Corderos de Dios
Hoy,
mientras almorzábamos, vi a mi hijo marcharse con un entusiasmo que contagiaba.
Casi eufórico, más bien diría. Por recoger sus cosas no saludó ni a su madre ni
a mí y salió tan rápido de la casa, que lo último que escuchamos fue un portazo
retumbando en el interior. Había pasado la noche en vela terminando una maqueta
que debía presentar a horario y, al parecer, su exaltación pudo más que su
hambre, pese a ordenarle que, antes de marcharse, terminara de almorzar.
Ama
su carrera, lo sé. Nada se interpone cuando su arquitectura reina. Desde muy
pequeño armaba edificios o casitas improvisadas con los cubiertos, las
servilletas, los vasos, los platos y cada cosa que encontrara en la mesa
mientras esperaba el almuerzo, o la cena. Todavía me parece verlo sumido en ese
mundo. A menudo lo miro con esa nostalgia de padre y me pregunto qué sería hoy
de su vida, si no hubiese tenido la posibilidad de costear sus estudios. Su
carrera universitaria.
Cuando
desolado observo a esos adolescentes limpiando parabrisas de autos detenidos en
algún semáforo de la ciudad, pienso: «Cualquiera de ellos podría haber sido él
si yo no hubiese tenido, también, la única fortuna palpable, el único tesoro
eterno: el privilegio decisivo de una educación. Una enseñanza. Valores que, al
menos, te permitan vencer algunas de las injusticias de esta vida».
Indiscutiblemente
el compromiso más importante que existe dentro de uno es contribuir de manera
responsable para que nuestros hijos terminen su formación.
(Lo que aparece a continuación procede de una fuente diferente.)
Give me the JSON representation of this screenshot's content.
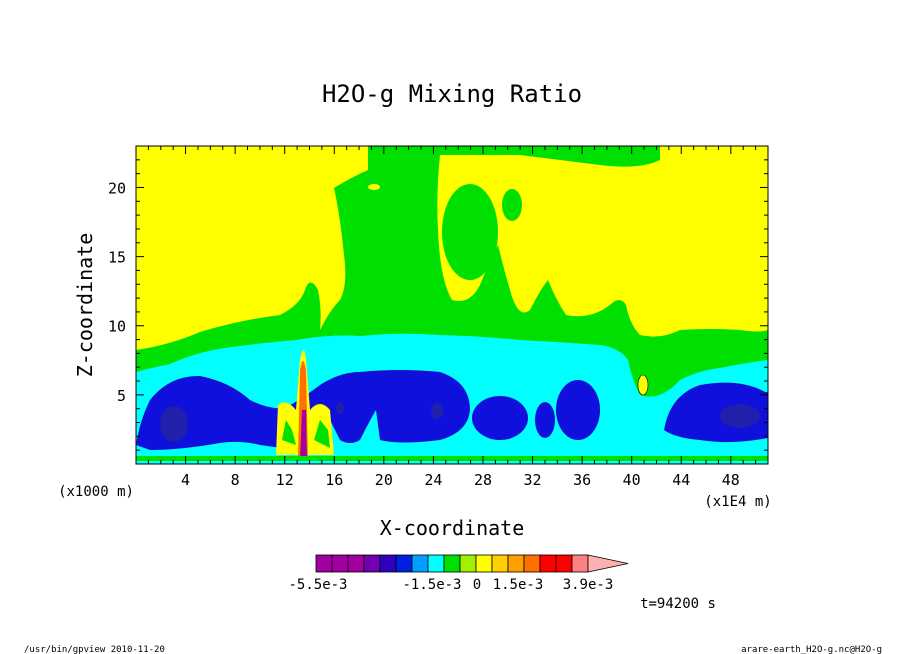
{
  "chart_data": {
    "type": "heatmap",
    "title": "H2O-g Mixing Ratio",
    "xlabel": "X-coordinate",
    "ylabel": "Z-coordinate",
    "x_unit": "(x1000 m)",
    "x_multiplier": "(x1E4 m)",
    "x_ticks": [
      "4",
      "8",
      "12",
      "16",
      "20",
      "24",
      "28",
      "32",
      "36",
      "40",
      "44",
      "48"
    ],
    "y_ticks": [
      "5",
      "10",
      "15",
      "20"
    ],
    "xlim": [
      0,
      51
    ],
    "ylim": [
      0,
      23
    ],
    "colorbar": {
      "colors": [
        "#a000a0",
        "#a000a0",
        "#a000a0",
        "#7000b0",
        "#3000c0",
        "#0020e0",
        "#00a0ff",
        "#00ffff",
        "#00e000",
        "#a0f000",
        "#ffff00",
        "#ffd000",
        "#ffa000",
        "#ff7000",
        "#ff0000",
        "#ff0000",
        "#ff8080",
        "#ffb0b0"
      ],
      "labels": [
        "-5.5e-3",
        "-1.5e-3",
        "0",
        "1.5e-3",
        "3.9e-3"
      ]
    },
    "time_label": "t=94200 s"
  },
  "footer": {
    "left": "/usr/bin/gpview  2010-11-20",
    "right": "arare-earth_H2O-g.nc@H2O-g"
  },
  "field_colors": {
    "background": "#ffff00",
    "level1": "#00e000",
    "level2": "#00ffff",
    "level3": "#1010dd",
    "level4": "#2020aa"
  }
}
Su felicidad depende
mucho de eso. Al menos, es mi manera de pensar. Un padre debe dejar una
enseñanza real. Una huella verdadera en el tiempo a la cual un hijo pueda
volver como vuelve un pájaro a la fuente cada vez que tiene sed.
«Cuidar
lo que uno tiene es una necesidad elemental para que el mundo no te devore y te
escupa en cualquier esquina dentro de la carestía total.»
Ese
mundo de afuera que uno enfrenta cada mañana al abrir la puerta recluta sin
piedad a millones de jóvenes que no poseen un escudo básico. Lo veo en las
calles de Dios, diariamente, como un infierno hambriento devorando corderos.
«Cuidar
lo que uno tiene…» Sí, señor, eso lo aprendí de mi madre un día de Carnaval. Y
es la huella a la que he vuelto una y otra vez, agradecido como el pájaro que
vuelve a la fuente cada vez que tiene sed.
Respiro
profundo al recordar esos tiempos. Eran momentos mágicos. Tal vez tenía ocho o
nueve años por entonces, dependiendo de la fidelidad de la nostalgia, claro.
Pero no menos.
Vivíamos
en un barrio tradicional de Córdoba, de esos donde uno crece con los amigos de
la esquina. Donde los juegos de la siesta se transformaban con imaginación sana.
Donde la pelota, las escondidas, las figuritas iban de la mano de una amistad
que nada tenía que ver con lo tóxico, lo libertino, o los miedos.
Por
ahí enredaba mi inocencia. Jugueteando entre ese barrio y una hermosa casa que
me vio crecer. Una de las construcciones más grandes y lindas del lugar.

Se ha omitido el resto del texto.